A sociological analysis of 128 nonindustrial societies has found that female premarital sex is more restricted in societies that are intolerant of extramarital sex, where men transfer property to their children, and where marriages are arranged by parents. Paternity uncertainty and parent-offspring conflict were identified as possible mechanisms of female premarital sex restrictions. The study was published in Human Nature.
Regulation of sexual behavior is an important part of social customs and rules in all human societies. While these rules and customs vary greatly between cultures, they are almost universally different for males and females. These rules particularly regulate premarital and extramarital sex. While often being very lax for males, many societies regulate female premarital sex very strictly. The way in which this is done varies greatly across societies.
Study author Gabriel Šafa and his colleagues wanted to test various competing theories about who benefits most from restricting female premarital sexuality. “This work is part of my PhD thesis, which is devoted to the study of cultural adaptations to sexual conflict in human societies,” explained Šafa, a PhD student from the Department of Zoology at the University of South Bohemia in Czech Republic. “More specifically, we are interested in the evolution of social norms that regulate sexual behavior.”
The researchers noted that different societies have different attitudes towards female premarital sexuality. In some ancient societies, such as the Romans and some Middle Eastern societies, girls were married off at pre-pubertal age to ensure their virginity. In contrast, Southern Bantu and Haitians allowed premarital sex but punished girls who became pregnant with beatings and public humiliation. However, some societies, such as the Hadza, Icelandic, or Tibetan societies, placed no restrictions on female premarital sexuality.
An important question that arises is that of who benefits from the regulation of female premarital sexual behavior. It can be argued that these norms benefit men. Since men can be uncertain about their paternity over children, they consider sexual promiscuity highly undesirable in their long-term mates.
On the other hand, these restrictions can be seen as benefiting women. A male can conceive a child through just a single sexual act, but a woman needs to carry the pregnancy to its full term. This makes the minimal cost of reproduction much higher for women than for men. Females are thus a scarce reproductive resource and this gives them an upper hand in the mating market.
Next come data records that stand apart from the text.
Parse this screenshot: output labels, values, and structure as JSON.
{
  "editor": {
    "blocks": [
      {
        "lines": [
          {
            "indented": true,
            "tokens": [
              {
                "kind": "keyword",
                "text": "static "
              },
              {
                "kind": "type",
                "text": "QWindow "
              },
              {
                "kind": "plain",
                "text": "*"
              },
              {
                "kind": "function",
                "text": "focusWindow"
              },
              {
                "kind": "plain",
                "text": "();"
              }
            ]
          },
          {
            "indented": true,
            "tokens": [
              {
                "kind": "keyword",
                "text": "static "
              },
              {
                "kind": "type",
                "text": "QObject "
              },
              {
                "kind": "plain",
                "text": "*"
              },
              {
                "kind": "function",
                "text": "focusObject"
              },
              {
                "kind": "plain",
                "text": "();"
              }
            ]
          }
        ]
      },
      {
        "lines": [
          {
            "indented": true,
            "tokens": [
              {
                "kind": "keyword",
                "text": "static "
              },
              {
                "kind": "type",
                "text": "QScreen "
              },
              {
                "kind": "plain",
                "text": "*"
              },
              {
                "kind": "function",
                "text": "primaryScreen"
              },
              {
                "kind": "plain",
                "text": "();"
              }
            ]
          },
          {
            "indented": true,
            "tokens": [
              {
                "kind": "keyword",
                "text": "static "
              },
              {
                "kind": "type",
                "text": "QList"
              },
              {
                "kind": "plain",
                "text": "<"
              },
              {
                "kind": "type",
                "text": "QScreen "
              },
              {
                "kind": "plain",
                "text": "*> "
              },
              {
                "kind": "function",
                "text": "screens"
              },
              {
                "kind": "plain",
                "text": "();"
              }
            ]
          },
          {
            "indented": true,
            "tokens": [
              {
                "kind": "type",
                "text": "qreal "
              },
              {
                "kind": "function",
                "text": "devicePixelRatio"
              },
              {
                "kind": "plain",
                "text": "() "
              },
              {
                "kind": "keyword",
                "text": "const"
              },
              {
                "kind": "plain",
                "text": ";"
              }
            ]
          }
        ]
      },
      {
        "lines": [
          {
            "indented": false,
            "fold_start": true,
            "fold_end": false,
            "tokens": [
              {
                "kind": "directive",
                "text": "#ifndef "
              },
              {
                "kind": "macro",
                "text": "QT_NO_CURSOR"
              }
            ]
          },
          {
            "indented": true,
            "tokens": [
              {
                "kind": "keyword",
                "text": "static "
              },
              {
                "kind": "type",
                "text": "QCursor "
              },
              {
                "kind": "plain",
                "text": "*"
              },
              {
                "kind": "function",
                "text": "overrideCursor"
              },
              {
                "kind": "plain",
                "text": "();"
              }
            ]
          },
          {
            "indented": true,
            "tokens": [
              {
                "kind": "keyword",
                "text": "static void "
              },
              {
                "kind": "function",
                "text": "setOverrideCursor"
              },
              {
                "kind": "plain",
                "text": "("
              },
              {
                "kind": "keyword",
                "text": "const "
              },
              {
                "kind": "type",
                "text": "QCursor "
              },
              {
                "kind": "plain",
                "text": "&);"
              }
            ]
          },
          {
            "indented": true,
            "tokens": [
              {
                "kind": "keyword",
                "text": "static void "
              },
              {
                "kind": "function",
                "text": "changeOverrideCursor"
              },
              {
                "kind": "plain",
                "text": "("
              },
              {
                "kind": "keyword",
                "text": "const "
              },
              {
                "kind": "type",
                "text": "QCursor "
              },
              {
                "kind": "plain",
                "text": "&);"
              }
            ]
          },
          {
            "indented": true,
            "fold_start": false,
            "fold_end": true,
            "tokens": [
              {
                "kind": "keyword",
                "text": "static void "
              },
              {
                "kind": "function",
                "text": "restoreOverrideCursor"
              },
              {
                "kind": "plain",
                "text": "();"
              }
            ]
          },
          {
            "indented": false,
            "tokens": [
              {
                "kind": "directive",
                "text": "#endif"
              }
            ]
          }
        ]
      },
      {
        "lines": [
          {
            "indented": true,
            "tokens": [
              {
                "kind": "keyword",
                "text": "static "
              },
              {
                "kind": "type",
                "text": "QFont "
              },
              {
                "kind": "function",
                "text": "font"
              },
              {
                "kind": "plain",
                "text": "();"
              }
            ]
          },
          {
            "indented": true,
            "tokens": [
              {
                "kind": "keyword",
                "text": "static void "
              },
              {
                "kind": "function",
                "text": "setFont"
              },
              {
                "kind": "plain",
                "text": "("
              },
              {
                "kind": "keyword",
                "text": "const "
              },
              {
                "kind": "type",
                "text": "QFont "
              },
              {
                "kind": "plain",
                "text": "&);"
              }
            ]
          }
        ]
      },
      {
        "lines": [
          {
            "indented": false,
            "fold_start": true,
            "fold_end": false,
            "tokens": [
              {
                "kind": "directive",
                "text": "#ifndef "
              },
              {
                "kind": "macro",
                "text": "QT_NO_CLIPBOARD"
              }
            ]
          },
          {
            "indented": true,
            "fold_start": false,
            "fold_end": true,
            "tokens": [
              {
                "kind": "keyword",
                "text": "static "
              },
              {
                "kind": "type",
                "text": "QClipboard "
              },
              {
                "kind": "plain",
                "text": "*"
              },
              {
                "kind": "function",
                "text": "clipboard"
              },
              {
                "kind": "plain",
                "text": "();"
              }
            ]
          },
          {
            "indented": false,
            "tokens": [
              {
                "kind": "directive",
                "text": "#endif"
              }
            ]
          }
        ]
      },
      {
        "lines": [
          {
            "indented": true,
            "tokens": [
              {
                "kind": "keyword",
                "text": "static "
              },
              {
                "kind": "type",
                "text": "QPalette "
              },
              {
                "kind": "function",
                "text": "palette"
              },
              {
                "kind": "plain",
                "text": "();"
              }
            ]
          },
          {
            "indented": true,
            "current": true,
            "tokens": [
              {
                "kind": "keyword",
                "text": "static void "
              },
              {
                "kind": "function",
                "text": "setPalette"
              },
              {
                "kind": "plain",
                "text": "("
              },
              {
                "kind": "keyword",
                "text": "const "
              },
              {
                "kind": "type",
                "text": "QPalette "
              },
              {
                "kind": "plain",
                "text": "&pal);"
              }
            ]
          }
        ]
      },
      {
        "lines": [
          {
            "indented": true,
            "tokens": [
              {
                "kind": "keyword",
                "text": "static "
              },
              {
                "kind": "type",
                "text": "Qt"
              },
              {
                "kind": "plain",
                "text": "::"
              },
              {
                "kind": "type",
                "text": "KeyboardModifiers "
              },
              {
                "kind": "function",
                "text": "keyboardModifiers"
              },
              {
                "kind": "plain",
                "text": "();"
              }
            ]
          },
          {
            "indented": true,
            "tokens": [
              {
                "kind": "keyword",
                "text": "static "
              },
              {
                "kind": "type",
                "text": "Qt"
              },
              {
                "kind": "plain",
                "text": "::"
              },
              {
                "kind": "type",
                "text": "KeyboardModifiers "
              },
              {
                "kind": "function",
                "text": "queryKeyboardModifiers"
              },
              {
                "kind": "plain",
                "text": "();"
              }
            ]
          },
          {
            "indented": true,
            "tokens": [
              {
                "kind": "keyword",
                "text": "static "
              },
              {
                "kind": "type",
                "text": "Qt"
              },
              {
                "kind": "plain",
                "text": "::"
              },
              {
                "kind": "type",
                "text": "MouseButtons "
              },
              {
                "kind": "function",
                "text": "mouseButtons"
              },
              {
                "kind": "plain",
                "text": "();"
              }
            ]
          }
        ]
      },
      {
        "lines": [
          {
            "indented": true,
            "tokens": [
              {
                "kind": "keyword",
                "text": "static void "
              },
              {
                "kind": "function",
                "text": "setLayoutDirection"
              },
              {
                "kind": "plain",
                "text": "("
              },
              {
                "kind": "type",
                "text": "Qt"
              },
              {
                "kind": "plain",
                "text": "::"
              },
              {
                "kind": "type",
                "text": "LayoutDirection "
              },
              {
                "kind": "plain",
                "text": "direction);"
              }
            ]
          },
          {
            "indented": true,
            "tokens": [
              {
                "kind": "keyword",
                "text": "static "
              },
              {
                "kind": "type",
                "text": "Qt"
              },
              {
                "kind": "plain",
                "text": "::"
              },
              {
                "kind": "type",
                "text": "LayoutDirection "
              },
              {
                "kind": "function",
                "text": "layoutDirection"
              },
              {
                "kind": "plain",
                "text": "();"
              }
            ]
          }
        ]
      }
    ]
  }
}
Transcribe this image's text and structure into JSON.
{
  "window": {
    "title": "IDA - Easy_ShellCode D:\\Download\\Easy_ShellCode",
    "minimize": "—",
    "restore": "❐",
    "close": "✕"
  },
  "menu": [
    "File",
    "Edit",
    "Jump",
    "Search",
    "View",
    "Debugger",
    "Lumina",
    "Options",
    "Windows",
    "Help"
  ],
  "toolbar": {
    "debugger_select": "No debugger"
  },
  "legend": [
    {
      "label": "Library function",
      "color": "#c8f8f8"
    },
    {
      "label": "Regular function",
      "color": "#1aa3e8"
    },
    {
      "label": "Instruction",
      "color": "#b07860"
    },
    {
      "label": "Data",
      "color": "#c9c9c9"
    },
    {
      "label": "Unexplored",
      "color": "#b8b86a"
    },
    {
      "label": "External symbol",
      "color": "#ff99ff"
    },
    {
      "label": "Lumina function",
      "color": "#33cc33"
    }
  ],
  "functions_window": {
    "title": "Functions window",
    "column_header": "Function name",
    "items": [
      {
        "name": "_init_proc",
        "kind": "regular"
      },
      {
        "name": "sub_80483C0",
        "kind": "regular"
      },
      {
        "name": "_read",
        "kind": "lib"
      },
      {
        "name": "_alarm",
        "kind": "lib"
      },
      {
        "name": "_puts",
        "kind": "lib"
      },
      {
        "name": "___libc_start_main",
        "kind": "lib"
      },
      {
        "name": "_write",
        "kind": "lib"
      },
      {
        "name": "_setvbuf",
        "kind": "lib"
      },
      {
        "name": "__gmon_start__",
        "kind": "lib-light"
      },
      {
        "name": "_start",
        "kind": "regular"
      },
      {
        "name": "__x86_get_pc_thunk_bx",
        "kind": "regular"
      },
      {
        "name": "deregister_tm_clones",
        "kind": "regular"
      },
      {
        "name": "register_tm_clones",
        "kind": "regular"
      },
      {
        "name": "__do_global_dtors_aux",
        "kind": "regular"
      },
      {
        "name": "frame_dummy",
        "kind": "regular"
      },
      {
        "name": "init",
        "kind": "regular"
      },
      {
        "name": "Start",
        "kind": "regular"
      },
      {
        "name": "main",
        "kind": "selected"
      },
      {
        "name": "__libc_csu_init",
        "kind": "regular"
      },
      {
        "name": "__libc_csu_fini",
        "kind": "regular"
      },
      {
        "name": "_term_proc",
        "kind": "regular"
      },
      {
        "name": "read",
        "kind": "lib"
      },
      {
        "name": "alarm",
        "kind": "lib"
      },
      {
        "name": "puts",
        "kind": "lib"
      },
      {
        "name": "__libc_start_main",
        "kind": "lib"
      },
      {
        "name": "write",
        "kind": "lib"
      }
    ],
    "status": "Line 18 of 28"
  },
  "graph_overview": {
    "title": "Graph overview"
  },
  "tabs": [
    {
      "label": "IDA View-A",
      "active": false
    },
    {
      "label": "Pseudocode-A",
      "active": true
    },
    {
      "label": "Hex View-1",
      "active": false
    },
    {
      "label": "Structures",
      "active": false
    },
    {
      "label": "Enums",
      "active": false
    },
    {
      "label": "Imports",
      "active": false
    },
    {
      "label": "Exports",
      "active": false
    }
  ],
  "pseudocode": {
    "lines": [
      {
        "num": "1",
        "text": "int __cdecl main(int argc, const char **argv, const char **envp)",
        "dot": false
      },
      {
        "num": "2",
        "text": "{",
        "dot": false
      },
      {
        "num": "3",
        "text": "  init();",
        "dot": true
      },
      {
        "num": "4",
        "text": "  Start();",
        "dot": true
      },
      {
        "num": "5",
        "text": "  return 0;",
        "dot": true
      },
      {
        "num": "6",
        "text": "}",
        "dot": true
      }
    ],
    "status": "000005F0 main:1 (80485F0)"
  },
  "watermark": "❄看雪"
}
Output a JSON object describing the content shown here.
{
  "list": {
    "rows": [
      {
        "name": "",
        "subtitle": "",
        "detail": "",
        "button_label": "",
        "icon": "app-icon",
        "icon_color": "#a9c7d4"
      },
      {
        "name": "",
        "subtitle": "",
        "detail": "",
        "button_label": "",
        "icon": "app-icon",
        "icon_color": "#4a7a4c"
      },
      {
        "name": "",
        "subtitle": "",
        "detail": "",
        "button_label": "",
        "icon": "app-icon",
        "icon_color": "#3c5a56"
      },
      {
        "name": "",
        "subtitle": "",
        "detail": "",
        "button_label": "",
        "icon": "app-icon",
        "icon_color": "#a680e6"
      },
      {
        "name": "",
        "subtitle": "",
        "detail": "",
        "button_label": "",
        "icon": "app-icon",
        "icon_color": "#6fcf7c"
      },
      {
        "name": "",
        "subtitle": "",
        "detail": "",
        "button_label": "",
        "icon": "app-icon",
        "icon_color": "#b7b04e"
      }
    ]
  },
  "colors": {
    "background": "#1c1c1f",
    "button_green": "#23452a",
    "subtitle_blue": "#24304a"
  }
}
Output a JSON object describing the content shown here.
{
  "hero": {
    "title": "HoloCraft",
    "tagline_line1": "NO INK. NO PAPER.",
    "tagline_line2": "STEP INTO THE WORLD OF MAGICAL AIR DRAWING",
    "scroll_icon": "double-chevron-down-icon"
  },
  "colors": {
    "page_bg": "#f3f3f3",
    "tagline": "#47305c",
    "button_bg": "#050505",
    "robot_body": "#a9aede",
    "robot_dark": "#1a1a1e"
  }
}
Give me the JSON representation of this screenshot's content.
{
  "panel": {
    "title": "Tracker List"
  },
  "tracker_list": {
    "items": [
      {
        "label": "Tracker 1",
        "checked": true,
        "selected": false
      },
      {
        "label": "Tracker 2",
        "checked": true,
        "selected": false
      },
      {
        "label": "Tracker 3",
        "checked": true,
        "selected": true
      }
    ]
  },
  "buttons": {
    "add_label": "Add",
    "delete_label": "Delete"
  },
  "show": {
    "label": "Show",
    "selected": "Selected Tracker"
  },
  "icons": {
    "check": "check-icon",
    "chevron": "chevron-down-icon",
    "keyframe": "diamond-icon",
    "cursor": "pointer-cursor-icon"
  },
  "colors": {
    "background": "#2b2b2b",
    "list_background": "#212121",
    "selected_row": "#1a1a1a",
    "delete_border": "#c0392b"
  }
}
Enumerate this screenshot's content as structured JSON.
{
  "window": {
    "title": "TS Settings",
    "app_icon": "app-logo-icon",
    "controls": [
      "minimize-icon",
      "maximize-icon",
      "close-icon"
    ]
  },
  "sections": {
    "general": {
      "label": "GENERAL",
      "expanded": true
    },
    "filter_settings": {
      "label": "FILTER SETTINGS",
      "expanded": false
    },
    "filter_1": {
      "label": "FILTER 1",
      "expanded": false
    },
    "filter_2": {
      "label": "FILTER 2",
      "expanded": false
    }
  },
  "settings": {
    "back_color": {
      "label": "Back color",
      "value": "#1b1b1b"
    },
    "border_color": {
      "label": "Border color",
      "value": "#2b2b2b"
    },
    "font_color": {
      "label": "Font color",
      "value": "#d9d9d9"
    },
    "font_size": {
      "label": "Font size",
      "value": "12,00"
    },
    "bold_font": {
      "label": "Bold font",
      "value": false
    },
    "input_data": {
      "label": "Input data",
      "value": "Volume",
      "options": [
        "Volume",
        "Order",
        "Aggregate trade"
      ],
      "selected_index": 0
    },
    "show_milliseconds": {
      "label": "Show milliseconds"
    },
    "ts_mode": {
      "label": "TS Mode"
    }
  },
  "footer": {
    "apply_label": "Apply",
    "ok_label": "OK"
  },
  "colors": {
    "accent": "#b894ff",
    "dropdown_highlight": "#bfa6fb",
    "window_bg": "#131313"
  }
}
In this context, promiscuous women can be seen by other women as a threat because they reduce the price of sex. An argument can also be made that it is parents of females who benefit from restricting their sexuality as it gives them a level of control over their daughters’ sexual choice and choice of mate. This then allows marriage transactions and prevents their daughters from being seduced by low-status males.
“People around the world have come up with – often very bizzare and very strict – means of how to ensure their reproductive success,” Šafa explained. “For human behavioral ecologists, such behaviors (or norms of behavior) are puzzling because they are often costly for individuals that these norms are imposed on. However, they primarily benefit those that impose such norms. There are several, some quite obscure, theories explaining who might benefit from restricting female premarital sex. We wanted to find out how these theories perform when formally compared with each other.”
The researchers analyzed data from the Standard Cross-Cultural Sample, norms for premarital sexual behavior of girls in particular. They also studied social norms related to extramarital affairs of married women, paternal investment in children (the roles of father in infancy and early childhood of his children), inheritance of movable property and real estate, female contribution to subsistence of the family, marriage arrangements for female children (as a measure of parental control), differences between father and mother in their control of daughter’s mating choice, and marriage transactions (what types of wealth transfers occur in the scope of marriage).
Results showed that female premarital sexual behavior is more likely to be restricted in societies that do not allow extramarital sex. Female premarital sex is also more restricted in societies where females had lower contribution to family subsistence, where there are more men than women, and where mate choice was under parental control. Furthermore, female premarital sexual behavior was more restricted in societies where fathers, rather than mothers, were the main decision makers over a daughters’ mate choice.
The custom to give dowry was not associated with female premarital sex restrictions and the same was the case for the custom of negotiating bride-price in the scope of marriage negotiations.
“The way we interpret our results is that it is naive to reduce explanations of why female premarital sex is restricted to simple sexual dichotomy of whether it is men or (other) women who benefit,” Šafa told PsyPost. “We found that it is actually parents who benefit most. The take-home message is that it is more about the social roles both men and women have than about the sexes. Regardless of sex, your interests in restricting female sexuality will be strikingly different if you are a parent, a partner, a friend, or a lover.”
The study sheds light on the relationship between various social norms regulating family and sexual behavior. However, it also has limitations that need to be taken into account. Notably, it solely used data aggregated at the society level. Analyses used were thus unable to capture variability within society, even though the studied restrictions are known to vary by class and depend on different individual or group factors.
The study, “Paternity Uncertainty and Parent–Offspring Conflict Explain Restrictions on Female Premarital Sex across Societies”, was authored by Gabriel Šafa, Pavel Duda, Jan Zrzavý.